先生、レシピエントや生体腎ドナーにがんの既往歴がある場合、移植手術を行うにはどのような基準があるのでしょうか。
松田先生:
がんの既往歴がある場合、移植ができるかどうかの判断や必要とされる経過観察期間は、がんの種類や発見時のステージ(進行度)によって変わります。

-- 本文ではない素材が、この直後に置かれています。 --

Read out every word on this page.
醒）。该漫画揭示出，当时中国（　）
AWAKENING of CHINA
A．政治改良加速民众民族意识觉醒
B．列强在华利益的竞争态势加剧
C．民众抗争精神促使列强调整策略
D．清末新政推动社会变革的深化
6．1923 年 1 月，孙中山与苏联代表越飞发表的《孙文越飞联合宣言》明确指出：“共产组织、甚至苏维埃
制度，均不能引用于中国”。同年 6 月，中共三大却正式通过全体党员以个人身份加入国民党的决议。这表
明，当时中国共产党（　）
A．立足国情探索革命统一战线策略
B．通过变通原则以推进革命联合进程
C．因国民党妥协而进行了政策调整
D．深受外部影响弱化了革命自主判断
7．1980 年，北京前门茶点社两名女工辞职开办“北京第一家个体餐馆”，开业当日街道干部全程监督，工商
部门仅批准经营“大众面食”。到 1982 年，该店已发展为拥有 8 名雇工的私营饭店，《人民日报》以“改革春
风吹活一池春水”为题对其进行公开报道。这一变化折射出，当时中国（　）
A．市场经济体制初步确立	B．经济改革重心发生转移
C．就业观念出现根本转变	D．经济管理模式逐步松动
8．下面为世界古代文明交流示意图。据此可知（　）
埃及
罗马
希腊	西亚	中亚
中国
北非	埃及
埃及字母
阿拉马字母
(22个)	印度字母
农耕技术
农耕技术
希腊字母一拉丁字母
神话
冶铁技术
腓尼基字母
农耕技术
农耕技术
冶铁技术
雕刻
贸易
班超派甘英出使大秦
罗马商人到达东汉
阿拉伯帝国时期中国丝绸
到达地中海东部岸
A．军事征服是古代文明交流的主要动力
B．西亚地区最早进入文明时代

乳がんは、発見時のステージによって異なりますが、5年以内の再発率が高いため、治療後2~5年は経過観察が必要だと思います。時間がたってから転移が見つかった場合には、化学療法しか治療法がありませんので、その場合に腎臓が1つですと、抗がん剤の全量投与ができなくなってしまいます。そのため、万が一ドナーの方にがんが再発した場合に、救命が難しくなるようなことにならないように、がんの既往歴がある場合は、ある程度の経過観察期間を置かなければいけません。
移植手術前には、妹さんと何か話をしましたか。
緑川さん:
私からは、「ありがとう」と伝え、妹からは、「私は簡単に退院できると思うけれど、みっちゃん(緑川さん)は大変だと思うから、頑張ってね」というような話がありました。もともとさっぱりとした姉妹関係なので、手術前の会話もあっさりとしていましたね。